What does matter is how you're going to address it moving forward.
And if you don't get to the root causes like for example, I eat every time I feel rejected.
If that's a thing that you do, then you're going to need to find a better way with deal
with being rejected.
Doesn't matter necessarily that you feel rejected because you had some sort of trauma in your past.
What does matter is if you don't handle the symptoms or the the the triage from feeling, you know,
a lack of approval, you're not going to get anywhere.
Right. So it's not just locking up the food because now, you know, I have this, this lack of approval.
I'm going to go find something else to get it from somewhere else.
Right. That don't mean it. This is one of the underpinnings of addiction.
So the other thing I want to the sort of part two of the episode today that I want to be very mindful of
because I can tell you a thing that I have learned in my years.
You can't fix it all at once.
There is no sweeping grandiose single act that's going to pull you back from the breach on some of these behavioral issues.
It's it's it's not even a function of whether or not you could.
In many ways, it's a function of whether or not you should even consider it.
And the answer is always no.
Behavior is built. It is a it is much like we talk about in Freemasonry.
Behavior is a built sort of structure.
It's a it's a process that you're going to build to create a consistent outcome.
If you don't get to a built set of behaviors, it doesn't matter if you go and wrestle all of this, you know, all of the stuff you have to do to the ground once.
And say, hi, one, if you're going to continue to live, it's going to continue to get messed up.
And that's just the way it is.
So if you don't figure out how to sort of create these iterative step changes, these process improvements, you're never going to get to close the gap.

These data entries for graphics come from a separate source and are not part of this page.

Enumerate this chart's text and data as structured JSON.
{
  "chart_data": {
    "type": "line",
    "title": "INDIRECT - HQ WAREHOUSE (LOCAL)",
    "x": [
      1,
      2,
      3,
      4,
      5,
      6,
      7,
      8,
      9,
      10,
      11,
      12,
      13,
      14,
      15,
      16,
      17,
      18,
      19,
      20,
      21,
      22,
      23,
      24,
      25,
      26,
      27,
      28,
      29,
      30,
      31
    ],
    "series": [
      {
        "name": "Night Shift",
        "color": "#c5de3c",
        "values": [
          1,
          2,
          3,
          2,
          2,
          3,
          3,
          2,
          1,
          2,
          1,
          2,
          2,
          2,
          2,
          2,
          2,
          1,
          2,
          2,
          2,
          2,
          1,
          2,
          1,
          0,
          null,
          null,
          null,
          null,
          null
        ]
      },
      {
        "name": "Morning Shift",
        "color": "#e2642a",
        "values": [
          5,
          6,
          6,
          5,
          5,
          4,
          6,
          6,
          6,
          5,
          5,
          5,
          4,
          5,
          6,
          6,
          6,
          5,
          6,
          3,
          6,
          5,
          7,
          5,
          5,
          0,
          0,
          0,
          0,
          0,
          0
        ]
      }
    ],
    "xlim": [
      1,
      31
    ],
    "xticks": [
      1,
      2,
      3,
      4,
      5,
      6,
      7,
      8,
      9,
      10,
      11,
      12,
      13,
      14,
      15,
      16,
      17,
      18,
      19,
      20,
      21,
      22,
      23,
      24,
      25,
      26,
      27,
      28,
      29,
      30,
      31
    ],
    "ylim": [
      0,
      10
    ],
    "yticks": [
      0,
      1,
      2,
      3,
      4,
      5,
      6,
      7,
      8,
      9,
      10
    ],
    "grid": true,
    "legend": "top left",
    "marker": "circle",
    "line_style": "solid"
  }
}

Whatever that gap might be.
Let's say you're avoiding looking at your credit card bills, for example.
I know people that struggle with this, there's no amount of like, well, I'm not going to I'm just going to eat ramen for three months and pay off my credit card bills.
Because the not looking at your credit card bills is has really very little to do with what's on the bills.
It has everything to do with, you know, you avoiding the financial impact of all of that stuff.
Again, even if you were to solve it all at once or an instant kind of model where you, you know, again, start yourself for three days and, you know, then you can pay all your bills.
If you don't triage the root cause of this that puts you in that situation to begin with, you're going to be forever behind that behavior.
You're always going to be doing this and that bringsmanship that pulling yourself back from the breach does isn't free.
It has a cost and it has a huge cognitive cost.
It has some upsides. I'm not going to lie to you, but they are few and far between compared to consistent small behavioral changes you can make along the way.
It should help you a whole lot more and be a lot more effective as you start to engineer and architect a life that's richer and fuller and better.
So, so note well how you're going to start solving some of these challenges that you're surfacing through the work we talked about this week and little bites, little bites.
And that's a little tidbit. The best thing you can do is figure out your protocol for getting back on the horse, whatever it is.
You fall off for whatever reason. Don't worry about architecting the perfect day, architect the solution for how to get back on the horse.
That's going to save you so much time and so much headache. Ask me how I know.